Brésil - Le cacique du territoire Marãiwatsédé fait part de sa douleur et de son désespoir face à la mort de son petit-fils du Covid-19 dans le Mato Grosso
Publié le 29 Mai 2020
Auteur : Marcio Camilo | 22/05/2020 à 18:42
Cuiabá (MT) - "Je voulais y aller et mourir en combattant seul. Les autres enfants guérissent d'eux-mêmes. Pourquoi ce sont seulement mes petits-enfants qui meurent", s'indigne le cacique général de la Terre Indigène Marãiwatsédé ,Damião Paridzané, du peuple Xavante, en parlant de la réaction lorsqu'il a appris que son petit-fils de huit mois était mort du Covid-19 le 11 mai à l'hôpital régional Paulo Alemão, dans l'État du Mato Grosso, au nord-est du pays. Le chef a déclaré que ces dernières années, il a perdu six petits-enfants à cause de diverses maladies comme la diarrhée et la malnutrition.
La mort de l'enfant a été considérée par le gouvernement de l'État comme la plus jeune victime du coronavirus dans l'État et par le Secrétariat spécial de la santé indigène (Sesai), du ministère de la santé, comme le premier décès dû à la maladie chez les indigènes du Mato Grosso. Une femme infectée par le virus, également de l'ethnie Xavante, est soignée à Barra do Garças.
Le chef Damião Paridzané ne croit pas que son petit-fils soit mort du Covid-19. "C'était une grippe.
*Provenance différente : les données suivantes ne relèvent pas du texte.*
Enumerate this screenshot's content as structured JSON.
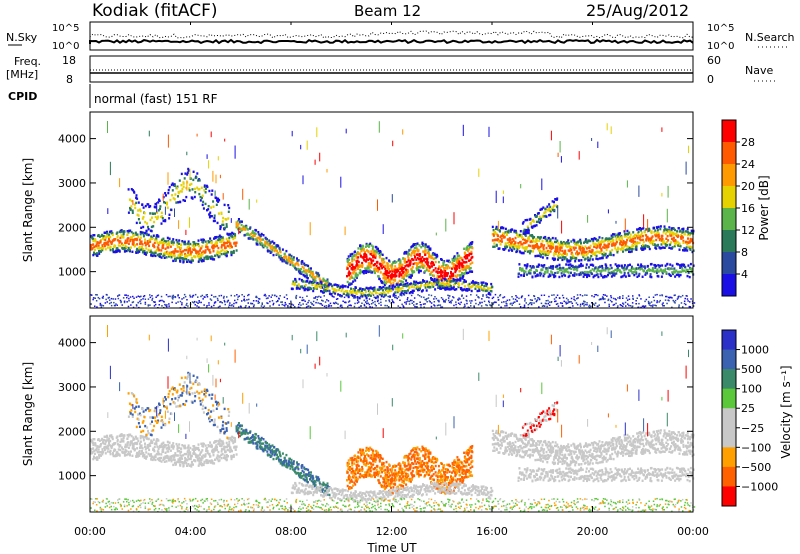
{
  "header": {
    "station": "Kodiak (fitACF)",
    "beam": "Beam 12",
    "date": "25/Aug/2012"
  },
  "panels": {
    "nsky_label": "N.Sky",
    "nsearch_label": "N.Search",
    "nsky_ticks": [
      "10^5",
      "10^0"
    ],
    "nsearch_ticks": [
      "10^5",
      "10^0"
    ],
    "freq_label_1": "Freq.",
    "freq_label_2": "[MHz]",
    "freq_ticks": [
      "18",
      "8"
    ],
    "nave_label": "Nave",
    "nave_ticks": [
      "60",
      "0"
    ],
    "cpid_label": "CPID",
    "cpid_text": "normal (fast) 151 RF"
  },
  "chart_data": [
    {
      "type": "heatmap",
      "name": "power",
      "ylabel": "Slant Range [km]",
      "ylim": [
        180,
        4600
      ],
      "yticks": [
        "1000",
        "2000",
        "3000",
        "4000"
      ],
      "colorbar": {
        "label": "Power [dB]",
        "ticks": [
          "28",
          "24",
          "20",
          "16",
          "12",
          "8",
          "4"
        ],
        "colors": [
          "#ff0000",
          "#ff5a00",
          "#ff9a00",
          "#e6d200",
          "#5ab44a",
          "#2a7a5a",
          "#2a4aa0",
          "#1a10e6"
        ]
      }
    },
    {
      "type": "heatmap",
      "name": "velocity",
      "ylabel": "Slant Range [km]",
      "ylim": [
        180,
        4600
      ],
      "yticks": [
        "1000",
        "2000",
        "3000",
        "4000"
      ],
      "colorbar": {
        "label": "Velocity [m s⁻¹]",
        "ticks": [
          "1000",
          "500",
          "100",
          "25",
          "−25",
          "−100",
          "−500",
          "−1000"
        ],
        "colors": [
          "#2a30c8",
          "#3a62b0",
          "#3a8a6a",
          "#5ac83a",
          "#c8c8c8",
          "#c8c8c8",
          "#ffa000",
          "#ff6000",
          "#ff0000"
        ]
      }
    }
  ],
  "xaxis": {
    "label": "Time UT",
    "ticks": [
      "00:00",
      "04:00",
      "08:00",
      "12:00",
      "16:00",
      "20:00",
      "00:00"
    ]
  }
}
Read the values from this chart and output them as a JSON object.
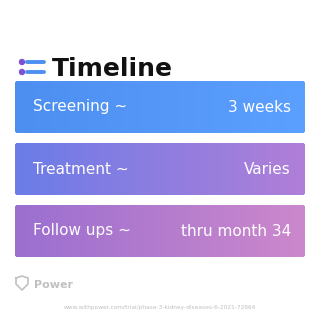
{
  "title": "Timeline",
  "background_color": "#ffffff",
  "rows": [
    {
      "label": "Screening ~",
      "value": "3 weeks",
      "color_left": "#4D8FF0",
      "color_right": "#5B9FFF"
    },
    {
      "label": "Treatment ~",
      "value": "Varies",
      "color_left": "#6B7CE8",
      "color_right": "#B07FD8"
    },
    {
      "label": "Follow ups ~",
      "value": "thru month 34",
      "color_left": "#9B6FD0",
      "color_right": "#CC88CC"
    }
  ],
  "title_color": "#111111",
  "title_fontsize": 18,
  "label_fontsize": 11,
  "value_fontsize": 11,
  "icon_color_dot": "#7B52D4",
  "icon_color_line": "#4D8FF0",
  "watermark_text": "Power",
  "url_text": "www.withpower.com/trial/phase-3-kidney-diseases-6-2021-72664",
  "watermark_color": "#c0c0c0",
  "url_color": "#c0c0c0"
}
Il est très courant que nos enfants en aient pendant les mois de mars et avril", a-t-il déclaré lors d'un entretien téléphonique avec Amazônia Real.
Le bébé Xavante vivait avec ses parents, sa sœur d'un an et demi, ses grands-parents maternels et au moins six tantes, tous dans la même résidence du village de Marãiwatsédé, qui porte le même nom que la terre indigène.
Au total, plus de 600 personnes vivent dans le village, selon les données du "Plan d'urgence sur l'infection humaine par le nouveau coronavirus (Covid-19) chez les peuples indigènes du district sanitaire indigène spécial de Xavante".
Le chef Damião a déclaré que les symptômes fébriles chez le bébé sont apparus le 8 mai. "Il toussait, avec de la fièvre, de la malnutrition et une très forte diarrhée. Sa sœur, âgée d'un an et demi, présentait des symptômes similaires, mais elle s'en est remise", rapporte-t-il.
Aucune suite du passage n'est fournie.